Art. 8º O Governo poderá encarregar as agencias do Banco, sem onus algum para o Estado, do serviço de agencia postal nos logares em que esse serviço ainda não haja sido estabelecido.
Art. 9º O Banco fará propaganda gratuita no paiz e no estrangeiro a favor da immigração e colonização.
Art. 10. Organizará, si assim o Governo entender, caixas economicas escolares.
Art. 11. O Banco entregará ao Thesouro 2% da sua emissão para amortização do papel-moeda do Estado.

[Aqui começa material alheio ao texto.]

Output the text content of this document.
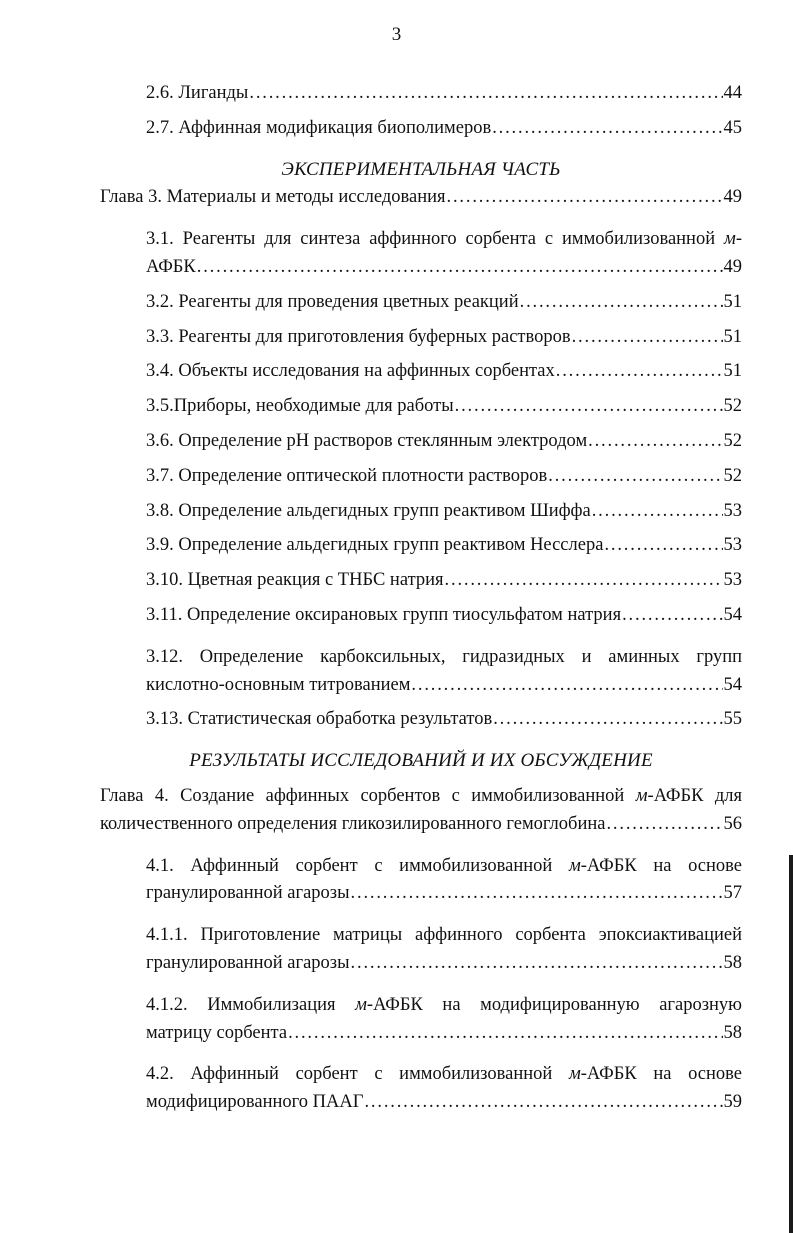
3
2.6. Лиганды . . .	44
2.7. Аффинная модификация биополимеров . . .	45
ЭКСПЕРИМЕНТАЛЬНАЯ ЧАСТЬ
Глава 3. Материалы и методы исследования . . .	49
3.1. Реагенты для синтеза аффинного сорбента с иммобилизованной м-
АФБК . . .	49
3.2. Реагенты для проведения цветных реакций . . .	51
3.3. Реагенты для приготовления буферных растворов . . .	51
3.4. Объекты исследования на аффинных сорбентах . . .	51
3.5.Приборы, необходимые для работы . . .	52
3.6. Определение pH растворов стеклянным электродом . . .	52
3.7. Определение оптической плотности растворов . . .	52
3.8. Определение альдегидных групп реактивом Шиффа . . .	53
3.9. Определение альдегидных групп реактивом Несслера . . .	53
3.10. Цветная реакция с ТНБС натрия . . .	53
3.11. Определение оксирановых групп тиосульфатом натрия . . .	54
3.12. Определение карбоксильных, гидразидных и аминных групп
кислотно-основным титрованием . . .	54
3.13. Статистическая обработка результатов . . .	55
РЕЗУЛЬТАТЫ ИССЛЕДОВАНИЙ И ИХ ОБСУЖДЕНИЕ
Глава 4. Создание аффинных сорбентов с иммобилизованной м-АФБК для
количественного определения гликозилированного гемоглобина . . .	56
4.1. Аффинный сорбент с иммобилизованной м-АФБК на основе
гранулированной агарозы . . .	57
4.1.1. Приготовление матрицы аффинного сорбента эпоксиактивацией
гранулированной агарозы . . .	58
4.1.2. Иммобилизация м-АФБК на модифицированную агарозную
матрицу сорбента . . .	58
4.2. Аффинный сорбент с иммобилизованной м-АФБК на основе
модифицированного ПААГ . . .	59
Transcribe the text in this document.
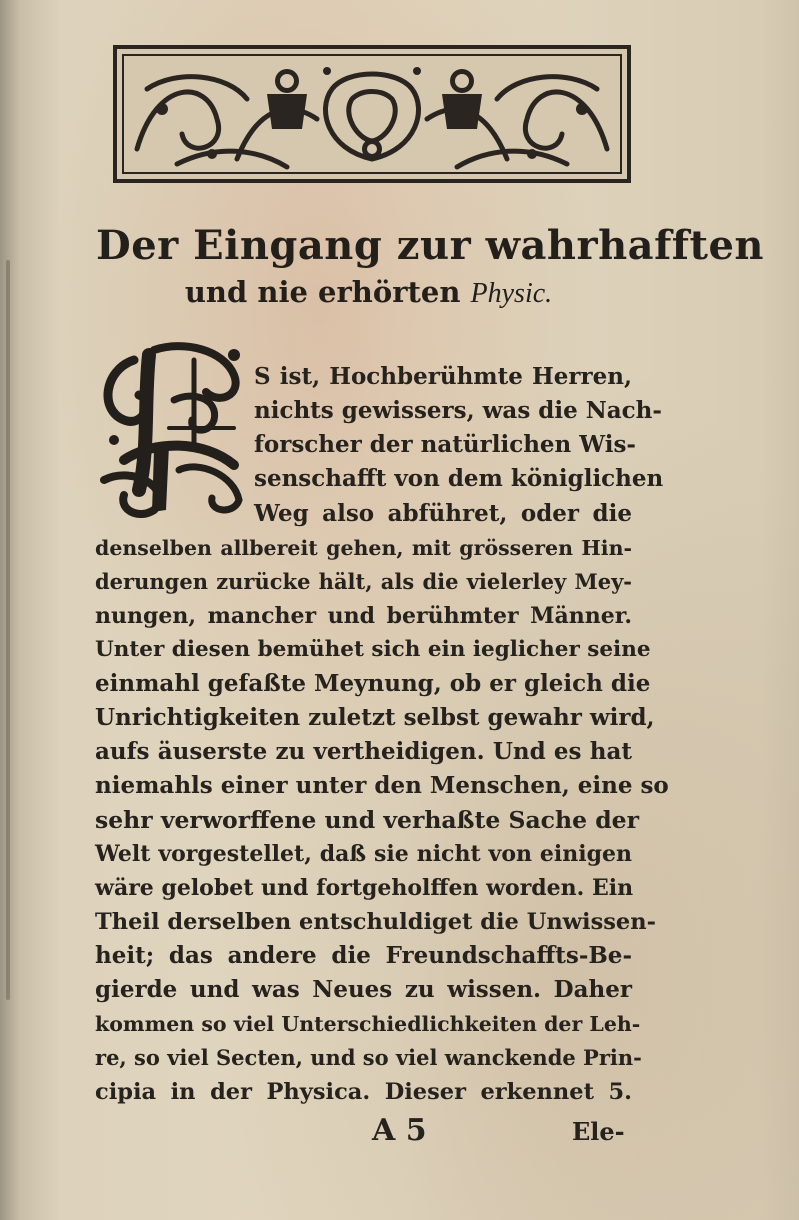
Der Eingang zur wahrhafften
und nie erhörten Physic.
S ist, Hochberühmte Herren,
nichts gewissers, was die Nach-
forscher der natürlichen Wis-
senschafft von dem königlichen
Weg also abführet, oder die
denselben allbereit gehen, mit grösseren Hin-
derungen zurücke hält, als die vielerley Mey-
nungen, mancher und berühmter Männer.
Unter diesen bemühet sich ein ieglicher seine
einmahl gefaßte Meynung, ob er gleich die
Unrichtigkeiten zuletzt selbst gewahr wird,
aufs äuserste zu vertheidigen. Und es hat
niemahls einer unter den Menschen, eine so
sehr verworffene und verhaßte Sache der
Welt vorgestellet, daß sie nicht von einigen
wäre gelobet und fortgeholffen worden. Ein
Theil derselben entschuldiget die Unwissen-
heit; das andere die Freundschaffts-Be-
gierde und was Neues zu wissen. Daher
kommen so viel Unterschiedlichkeiten der Leh-
re, so viel Secten, und so viel wanckende Prin-
cipia in der Physica. Dieser erkennet 5.
A 5	Ele-
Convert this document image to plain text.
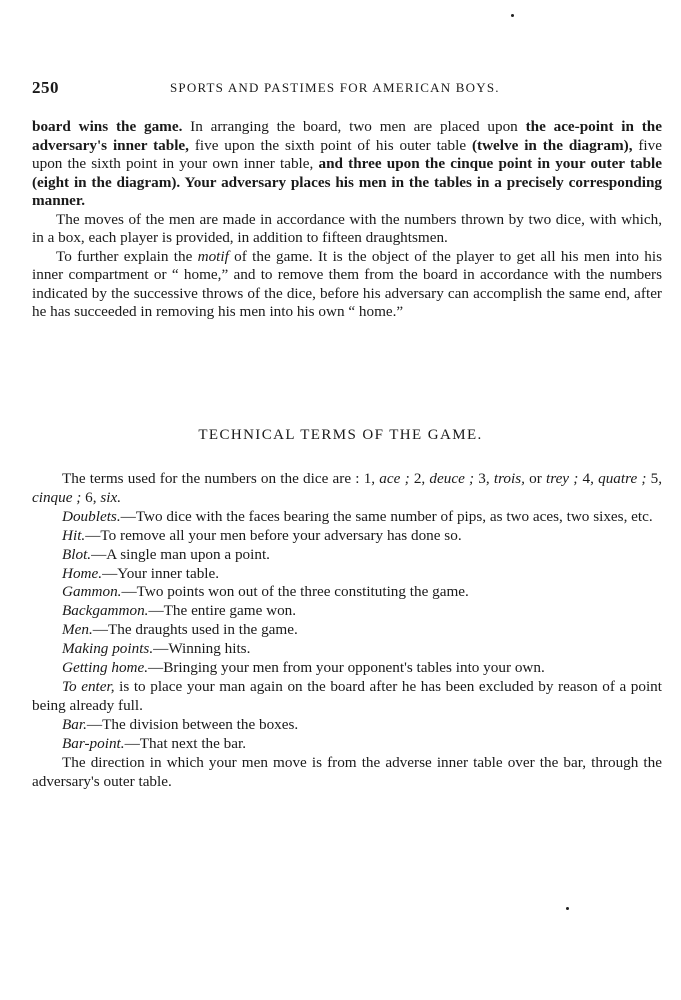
250	SPORTS AND PASTIMES FOR AMERICAN BOYS.

board wins the game. In arranging the board, two men are placed upon the ace-point in the adversary's inner table, five upon the sixth point of his outer table (twelve in the diagram), five upon the sixth point in your own inner table, and three upon the cinque point in your outer table (eight in the diagram). Your adversary places his men in the tables in a precisely corresponding manner.

The moves of the men are made in accordance with the numbers thrown by two dice, with which, in a box, each player is provided, in addition to fifteen draughtsmen.

To further explain the motif of the game. It is the object of the player to get all his men into his inner compartment or “ home,” and to remove them from the board in accordance with the numbers indicated by the successive throws of the dice, before his adversary can accomplish the same end, after he has succeeded in removing his men into his own “ home.”

TECHNICAL TERMS OF THE GAME.

The terms used for the numbers on the dice are : 1, ace ; 2, deuce ; 3, trois, or trey ; 4, quatre ; 5, cinque ; 6, six.

Doublets.—Two dice with the faces bearing the same number of pips, as two aces, two sixes, etc.

Hit.—To remove all your men before your adversary has done so.

Blot.—A single man upon a point.

Home.—Your inner table.

Gammon.—Two points won out of the three constituting the game.

Backgammon.—The entire game won.

Men.—The draughts used in the game.

Making points.—Winning hits.

Getting home.—Bringing your men from your opponent's tables into your own.

To enter, is to place your man again on the board after he has been excluded by reason of a point being already full.

Bar.—The division between the boxes.

Bar-point.—That next the bar.

The direction in which your men move is from the adverse inner table over the bar, through the adversary's outer table.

Art. 12. 15% dos lucros liquidos annuaes serão applicados ao fundo destinado ás operações em comparticipação de que trata a art. 4º, e quando os lucros a dividir pelos accionistas excederem de 14% ao anno, uma 4ª parte do excesso irá augmentar o predito fundo.
Art. 13. Si o Banco, passados seis mezes da data da intimação que para fundar caixas filiaes lhe for feita, de accordo com o Governo Federal, pelo Governo de qualquer Estado, deixar de estabelecer pelo menos uma dessas caixas, poderá ao mesmo Estado o gozo dos favores que lhe são concedidos pelo presente decreto.
Art. 14. O Banco terá isenção de imposto sobre o dividendo, do sello de seus documentos e capital, bem como de qualquer outra contribuição.
Art. 15. O Governo nomeará fiscaes, remunerados pela companhia, incumbidos de inspeccionar todas as operações do Banco.
Art. 16. Ficam revogadas as disposições em contrario.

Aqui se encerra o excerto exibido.